The End
Last week I had a really great conversation with my daughter, who is now a married woman. It’s strange to think of my bouncy little girl as a grown woman with a home and a husband. She has a new chapter to write in the story of her life. Perhaps a whole new book even.
As we talked through the newness of our lives and the changes therein, I shared the importance that routines have to mine. What they look like, how they play out through my day and how they help me accomplish things and how they empower me.
One of my favorite routines is rising early and reading the Word of God.
Younger than she is now, I had received a copy of the Bible that was organized into daily readings. Each day had old testament, new testament, Psalms and Proverb readings. If I were to read through each day I could complete the book in a year.
I was excited about the idea and began earnestly on January first of the following year.
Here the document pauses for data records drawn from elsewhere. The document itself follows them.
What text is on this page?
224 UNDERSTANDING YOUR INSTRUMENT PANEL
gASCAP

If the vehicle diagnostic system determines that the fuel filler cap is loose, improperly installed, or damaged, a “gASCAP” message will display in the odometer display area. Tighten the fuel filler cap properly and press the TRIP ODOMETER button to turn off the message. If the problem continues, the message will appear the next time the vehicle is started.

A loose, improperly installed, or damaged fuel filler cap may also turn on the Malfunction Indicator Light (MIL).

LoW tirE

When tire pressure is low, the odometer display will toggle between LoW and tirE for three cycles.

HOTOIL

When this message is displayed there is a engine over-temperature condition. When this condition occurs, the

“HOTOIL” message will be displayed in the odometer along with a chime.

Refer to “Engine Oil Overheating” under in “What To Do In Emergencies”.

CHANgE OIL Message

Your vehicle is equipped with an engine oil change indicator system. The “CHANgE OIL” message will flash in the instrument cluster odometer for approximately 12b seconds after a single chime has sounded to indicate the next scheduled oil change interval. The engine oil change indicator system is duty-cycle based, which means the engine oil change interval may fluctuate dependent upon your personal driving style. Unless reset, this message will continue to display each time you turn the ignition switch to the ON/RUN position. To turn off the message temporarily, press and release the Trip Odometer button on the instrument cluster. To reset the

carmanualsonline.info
Very quickly I realized this task was not an easy one.
Soon the “bagats” and “begots” ran into one another and my eyes began to cross. As hard as I wanted to be diligent, I just couldn’t make sense of the goings on and it became harder and harder to concentrate. Finally, I got behind on the days and discouraged and as much as I hated to NOT finish a book I had started...I stopped.
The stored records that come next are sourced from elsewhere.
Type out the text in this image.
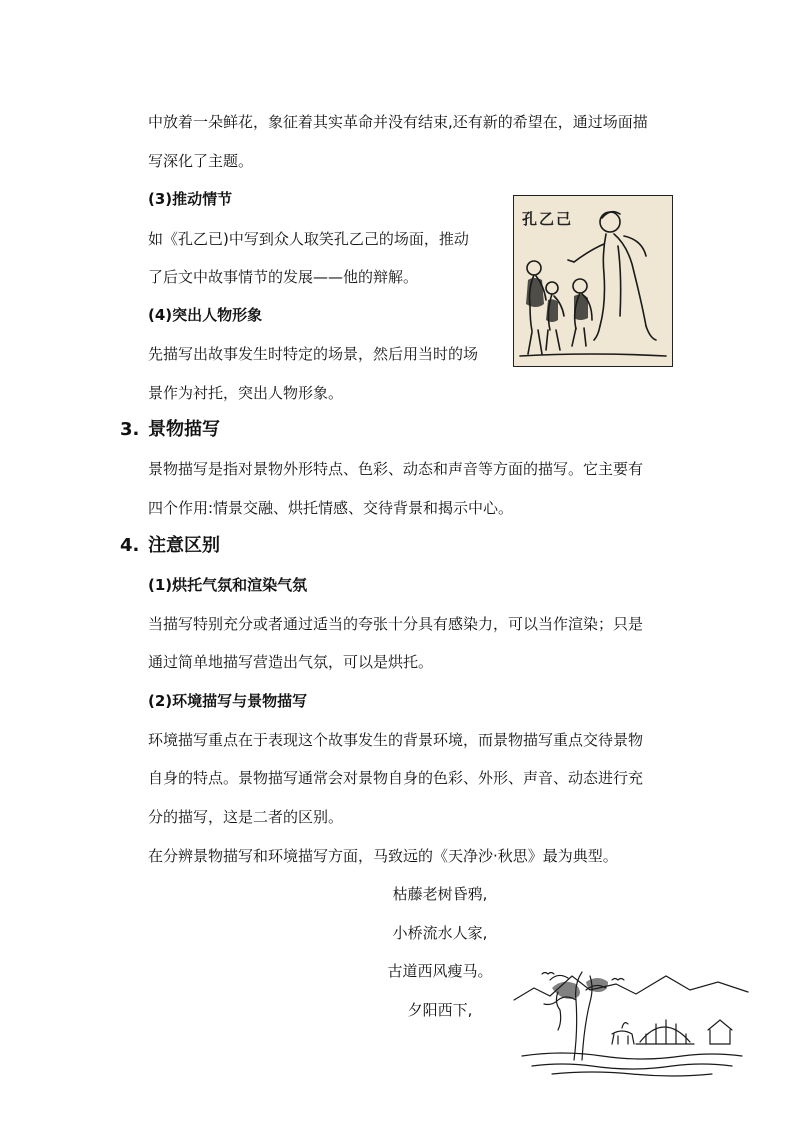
中放着一朵鲜花，象征着其实革命并没有结束,还有新的希望在，通过场面描
写深化了主题。
(3)推动情节
如《孔乙已)中写到众人取笑孔乙己的场面，推动
了后文中故事情节的发展——他的辩解。
(4)突出人物形象
先描写出故事发生时特定的场景，然后用当时的场
景作为衬托，突出人物形象。
孔乙己
3. 景物描写
景物描写是指对景物外形特点、色彩、动态和声音等方面的描写。它主要有
四个作用:情景交融、烘托情感、交待背景和揭示中心。
4. 注意区别
(1)烘托气氛和渲染气氛
当描写特别充分或者通过适当的夸张十分具有感染力，可以当作渲染；只是
通过简单地描写营造出气氛，可以是烘托。
(2)环境描写与景物描写
环境描写重点在于表现这个故事发生的背景环境，而景物描写重点交待景物
自身的特点。景物描写通常会对景物自身的色彩、外形、声音、动态进行充
分的描写，这是二者的区别。
在分辨景物描写和环境描写方面，马致远的《天净沙·秋思》最为典型。
枯藤老树昏鸦,
小桥流水人家,
古道西风瘦马。
夕阳西下,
Years later, as I packed up my room, I came across that book buried where I hadn’t seen it for some time and as I began a new chapter in my life, I vowed to finish that book.
Again, I started with the first page…
Again, I failed.
Last Christmas I gifted my daughter a copy of the Bible that is set up to be read within a years time. I told her not to start January first, start when she was ready.
It took me a while to be ready. I’d seen my grandmothers reading this book, my aunt had the same and it stayed on the table beside her chair along with her Sunday School lesson. Witnessing their practices was inspiring to me. I was drawn to the peace they had that I knew they obtained from staying in the Word. Their countenance always comforted me and I loved being with them. They calmed my soul and knowing what they had endured throughout their lives helped me to know that they gained their strength from the words they read daily. I knew I needed that. The challenges they had overcome, the crises they had lived through, the losses they had suffered, that book stayed constant. The Word comforted them. It reminded them who was in control and where to go for help.
Last week when my grown daughter and I had a nice visit and were chatting about the days ahead working and organizing her home, my heart screamed out to me to make sure she knows to stay in the Word. “Everything falls into place when you start your day right.”, I told her. Then, I reminded her that it’s not important where she starts, just start.
“Start at the end!” I blurted out…
And I realized, that’s really a beginning...maybe that’s where we should all start! THAT part makes all the rest make sense.
Some folks eat dessert first. Movies often fail to be interesting until the middle and I’ve known people to only read the last pages of a book. I’ve read this one. I know how it ends and this time, I’m enjoying the “begats and begots”. They’re all coming together to paint a beautiful story.